Но, как оказалось, я зря беспокоилась.
Случилось ниспосланное самим дьяволом чудо: река вышла из берегов. Сверху, из замка, было прекрасно видно, как вода заливает вначале берег, потом луга и поля, пахотные земли, дороги, сараи и хижины, могилы. Трупы овец, коз и коров застревали в ветвях деревьев и начинали разлагаться там. Зловоние поднималось до самой вершины холма. Люди бежали из долины и укрывались в лесу на холме. Многих из пострадавших Эстульф поселил в замке. Они толпились на конюшне, во дворе, даже в темнице. На небе не было ни облачка, и насмешливое солнце делало вид, будто ничего не знает о свершившейся беде.
Эстульф и Бальдур сильно повздорили, но мне было не до того, я была слишком занята будущим ребенком Элисии. Это наводнение многим помогло мне: моя поездка к Оренделю вновь откладывалась; среди множества чужих лиц в замке никто не обращал внимания на Норберта, поэтому я могла спокойно провести его куда угодно; Бальдур вместе с Эстульфом дни напролет пропадали на строительстве дамбы, чтобы остановить разлив реки; в часовне будет проводиться служба, на которую придут все жители и гости замка, чтобы помолиться о спасении. Это был мой шанс.

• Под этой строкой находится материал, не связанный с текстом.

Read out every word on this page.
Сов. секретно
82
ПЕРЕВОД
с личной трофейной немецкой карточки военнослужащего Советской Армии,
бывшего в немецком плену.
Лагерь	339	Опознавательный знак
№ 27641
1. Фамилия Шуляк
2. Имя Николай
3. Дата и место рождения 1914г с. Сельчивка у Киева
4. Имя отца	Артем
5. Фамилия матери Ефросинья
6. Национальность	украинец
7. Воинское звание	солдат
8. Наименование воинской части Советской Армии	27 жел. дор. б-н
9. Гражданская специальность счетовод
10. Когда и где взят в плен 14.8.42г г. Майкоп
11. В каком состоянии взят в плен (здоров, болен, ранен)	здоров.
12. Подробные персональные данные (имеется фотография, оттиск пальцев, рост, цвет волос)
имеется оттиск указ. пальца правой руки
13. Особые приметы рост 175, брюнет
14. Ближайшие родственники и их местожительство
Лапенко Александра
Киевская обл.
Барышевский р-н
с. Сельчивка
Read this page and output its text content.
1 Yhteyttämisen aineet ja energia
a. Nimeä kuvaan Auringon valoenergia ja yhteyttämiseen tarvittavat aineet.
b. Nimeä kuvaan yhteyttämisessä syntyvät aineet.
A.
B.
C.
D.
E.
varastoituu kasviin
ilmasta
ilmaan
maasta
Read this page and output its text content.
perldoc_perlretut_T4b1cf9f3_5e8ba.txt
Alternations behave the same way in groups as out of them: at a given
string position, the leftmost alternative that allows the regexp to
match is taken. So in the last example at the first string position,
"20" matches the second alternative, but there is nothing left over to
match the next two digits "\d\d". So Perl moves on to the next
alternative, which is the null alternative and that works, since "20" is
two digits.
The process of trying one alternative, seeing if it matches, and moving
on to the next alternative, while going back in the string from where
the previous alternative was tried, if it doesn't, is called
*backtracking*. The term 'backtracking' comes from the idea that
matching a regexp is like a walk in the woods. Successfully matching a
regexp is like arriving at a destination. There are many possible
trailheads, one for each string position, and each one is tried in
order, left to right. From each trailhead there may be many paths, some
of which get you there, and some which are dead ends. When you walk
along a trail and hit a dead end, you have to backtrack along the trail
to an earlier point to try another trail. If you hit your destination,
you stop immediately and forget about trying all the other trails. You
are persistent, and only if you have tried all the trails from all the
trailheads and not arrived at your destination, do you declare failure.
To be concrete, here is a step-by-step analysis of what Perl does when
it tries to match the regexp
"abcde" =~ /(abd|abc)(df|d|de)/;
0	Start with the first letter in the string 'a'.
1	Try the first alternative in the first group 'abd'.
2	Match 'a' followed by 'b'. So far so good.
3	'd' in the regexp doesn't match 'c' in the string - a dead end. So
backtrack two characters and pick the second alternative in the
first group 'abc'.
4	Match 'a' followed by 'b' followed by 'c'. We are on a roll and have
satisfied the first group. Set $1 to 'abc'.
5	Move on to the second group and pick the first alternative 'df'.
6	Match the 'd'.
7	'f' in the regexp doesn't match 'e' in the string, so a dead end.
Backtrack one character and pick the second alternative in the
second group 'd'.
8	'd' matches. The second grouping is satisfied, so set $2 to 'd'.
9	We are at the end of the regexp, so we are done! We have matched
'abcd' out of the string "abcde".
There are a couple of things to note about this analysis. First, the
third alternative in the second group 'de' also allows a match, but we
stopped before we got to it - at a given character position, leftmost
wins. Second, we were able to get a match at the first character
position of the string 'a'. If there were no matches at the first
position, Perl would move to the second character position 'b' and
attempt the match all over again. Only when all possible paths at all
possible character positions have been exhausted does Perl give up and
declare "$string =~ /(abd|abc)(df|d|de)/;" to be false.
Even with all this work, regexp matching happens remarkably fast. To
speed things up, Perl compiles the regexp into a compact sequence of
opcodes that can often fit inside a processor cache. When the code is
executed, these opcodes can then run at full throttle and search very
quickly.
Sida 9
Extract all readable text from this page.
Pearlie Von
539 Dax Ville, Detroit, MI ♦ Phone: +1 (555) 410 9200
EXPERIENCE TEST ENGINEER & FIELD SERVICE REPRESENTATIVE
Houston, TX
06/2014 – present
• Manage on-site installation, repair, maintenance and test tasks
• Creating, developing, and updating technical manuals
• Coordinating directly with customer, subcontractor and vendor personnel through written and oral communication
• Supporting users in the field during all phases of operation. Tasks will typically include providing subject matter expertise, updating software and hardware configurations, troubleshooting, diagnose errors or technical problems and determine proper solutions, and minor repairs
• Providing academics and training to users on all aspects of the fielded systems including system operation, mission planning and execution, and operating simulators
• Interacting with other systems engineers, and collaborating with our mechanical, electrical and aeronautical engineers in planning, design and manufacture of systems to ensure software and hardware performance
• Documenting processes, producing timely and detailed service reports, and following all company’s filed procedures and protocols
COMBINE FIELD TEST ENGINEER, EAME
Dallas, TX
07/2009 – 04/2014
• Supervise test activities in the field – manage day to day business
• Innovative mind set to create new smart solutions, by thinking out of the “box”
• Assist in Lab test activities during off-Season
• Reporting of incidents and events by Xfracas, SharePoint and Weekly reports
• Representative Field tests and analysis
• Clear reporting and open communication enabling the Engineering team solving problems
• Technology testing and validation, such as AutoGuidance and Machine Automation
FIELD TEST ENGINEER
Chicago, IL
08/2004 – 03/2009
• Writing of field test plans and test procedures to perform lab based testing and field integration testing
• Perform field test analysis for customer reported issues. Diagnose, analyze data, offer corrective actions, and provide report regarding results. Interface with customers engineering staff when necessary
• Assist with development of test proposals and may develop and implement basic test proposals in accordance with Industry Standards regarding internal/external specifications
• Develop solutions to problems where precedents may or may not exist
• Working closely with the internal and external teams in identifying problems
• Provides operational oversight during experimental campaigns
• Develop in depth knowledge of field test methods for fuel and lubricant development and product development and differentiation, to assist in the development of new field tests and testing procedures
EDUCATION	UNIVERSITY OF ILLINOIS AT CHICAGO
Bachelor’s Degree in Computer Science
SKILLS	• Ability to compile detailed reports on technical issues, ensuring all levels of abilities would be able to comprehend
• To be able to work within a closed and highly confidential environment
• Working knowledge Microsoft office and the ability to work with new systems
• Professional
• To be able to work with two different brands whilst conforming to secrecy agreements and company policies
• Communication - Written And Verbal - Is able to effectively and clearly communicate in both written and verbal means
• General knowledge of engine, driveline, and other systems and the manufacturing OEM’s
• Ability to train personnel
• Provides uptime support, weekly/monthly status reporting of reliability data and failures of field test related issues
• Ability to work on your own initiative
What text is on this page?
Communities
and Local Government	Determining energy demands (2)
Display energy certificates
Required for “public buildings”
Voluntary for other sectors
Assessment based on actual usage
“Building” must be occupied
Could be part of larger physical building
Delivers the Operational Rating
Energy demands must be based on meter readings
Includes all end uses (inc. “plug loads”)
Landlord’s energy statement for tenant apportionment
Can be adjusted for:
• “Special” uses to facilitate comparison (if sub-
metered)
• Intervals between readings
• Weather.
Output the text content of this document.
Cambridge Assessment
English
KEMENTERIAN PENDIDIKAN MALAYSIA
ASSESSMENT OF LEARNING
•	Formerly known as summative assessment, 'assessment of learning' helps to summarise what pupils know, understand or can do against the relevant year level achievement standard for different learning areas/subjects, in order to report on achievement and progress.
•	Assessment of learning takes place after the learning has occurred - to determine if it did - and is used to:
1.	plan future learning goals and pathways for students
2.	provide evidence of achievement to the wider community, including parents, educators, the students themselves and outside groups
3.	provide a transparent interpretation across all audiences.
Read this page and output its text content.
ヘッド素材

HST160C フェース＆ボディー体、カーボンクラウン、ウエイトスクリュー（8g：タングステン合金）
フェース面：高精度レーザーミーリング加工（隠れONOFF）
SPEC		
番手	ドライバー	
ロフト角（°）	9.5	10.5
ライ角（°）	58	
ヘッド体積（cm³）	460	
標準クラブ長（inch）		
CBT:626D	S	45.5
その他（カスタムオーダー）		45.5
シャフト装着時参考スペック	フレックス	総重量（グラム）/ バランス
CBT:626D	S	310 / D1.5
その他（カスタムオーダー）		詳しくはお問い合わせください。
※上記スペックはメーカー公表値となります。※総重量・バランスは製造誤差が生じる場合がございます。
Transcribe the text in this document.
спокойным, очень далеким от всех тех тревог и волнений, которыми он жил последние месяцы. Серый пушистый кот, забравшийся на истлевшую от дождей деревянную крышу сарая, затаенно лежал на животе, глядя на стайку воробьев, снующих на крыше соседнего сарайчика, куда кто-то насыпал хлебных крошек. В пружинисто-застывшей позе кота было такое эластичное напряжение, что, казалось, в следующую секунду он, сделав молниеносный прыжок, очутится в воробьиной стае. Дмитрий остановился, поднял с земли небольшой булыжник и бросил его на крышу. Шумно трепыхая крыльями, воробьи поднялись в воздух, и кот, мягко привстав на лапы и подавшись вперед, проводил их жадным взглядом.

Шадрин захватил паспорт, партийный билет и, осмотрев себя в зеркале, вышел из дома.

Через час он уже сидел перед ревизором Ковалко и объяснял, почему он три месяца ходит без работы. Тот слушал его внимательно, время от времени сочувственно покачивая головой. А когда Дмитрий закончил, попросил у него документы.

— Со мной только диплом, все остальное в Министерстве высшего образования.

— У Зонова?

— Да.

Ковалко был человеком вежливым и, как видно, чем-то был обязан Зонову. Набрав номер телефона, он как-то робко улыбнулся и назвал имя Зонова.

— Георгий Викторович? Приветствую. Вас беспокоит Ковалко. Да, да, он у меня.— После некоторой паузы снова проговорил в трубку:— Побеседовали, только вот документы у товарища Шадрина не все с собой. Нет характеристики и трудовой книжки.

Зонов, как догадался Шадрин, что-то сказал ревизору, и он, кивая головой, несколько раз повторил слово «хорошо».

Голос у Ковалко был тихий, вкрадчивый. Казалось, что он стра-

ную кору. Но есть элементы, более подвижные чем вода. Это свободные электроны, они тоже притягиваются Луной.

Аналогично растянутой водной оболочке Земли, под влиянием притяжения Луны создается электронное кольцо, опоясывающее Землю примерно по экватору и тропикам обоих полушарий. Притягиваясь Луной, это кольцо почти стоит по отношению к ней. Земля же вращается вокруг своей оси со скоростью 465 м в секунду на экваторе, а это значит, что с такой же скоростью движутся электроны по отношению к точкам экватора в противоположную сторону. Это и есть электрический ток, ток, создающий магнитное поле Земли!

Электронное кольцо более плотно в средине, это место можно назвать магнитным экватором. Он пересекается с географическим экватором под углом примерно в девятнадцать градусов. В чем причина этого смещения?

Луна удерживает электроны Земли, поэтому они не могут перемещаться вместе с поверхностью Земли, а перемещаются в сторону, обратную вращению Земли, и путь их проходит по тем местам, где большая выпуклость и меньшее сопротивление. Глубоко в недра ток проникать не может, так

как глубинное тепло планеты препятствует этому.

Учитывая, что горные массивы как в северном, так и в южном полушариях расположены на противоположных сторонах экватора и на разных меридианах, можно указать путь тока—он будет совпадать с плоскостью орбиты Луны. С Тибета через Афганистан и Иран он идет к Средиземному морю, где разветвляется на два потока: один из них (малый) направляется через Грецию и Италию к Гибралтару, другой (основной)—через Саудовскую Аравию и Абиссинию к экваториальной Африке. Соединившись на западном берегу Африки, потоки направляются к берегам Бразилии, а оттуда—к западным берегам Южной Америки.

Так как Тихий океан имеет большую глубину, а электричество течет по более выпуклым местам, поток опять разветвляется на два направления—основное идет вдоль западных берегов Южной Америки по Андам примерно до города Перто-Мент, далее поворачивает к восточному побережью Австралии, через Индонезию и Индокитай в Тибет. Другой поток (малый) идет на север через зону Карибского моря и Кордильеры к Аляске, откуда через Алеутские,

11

В день службы я пошла к Элисии. Она была одна – Бальдур следил за сооружением плотины и должен был остаться в долине до утра. Я принесла небольшую бумажку, на которой было написано: «Я извинилась за вас перед Эстульфом и графиней за то, что вы не сможете принять участие в службе в часовне».
– С какой стати? Ты поступила дурно. К тому же я не должна извиняться ни перед Эстульфом, ни перед матерью. Что все это значит, Бильгильдис? Что означает эта записка?
Она всмотрелась в мое многозначительное лицо и догадалась, о чем идет речь.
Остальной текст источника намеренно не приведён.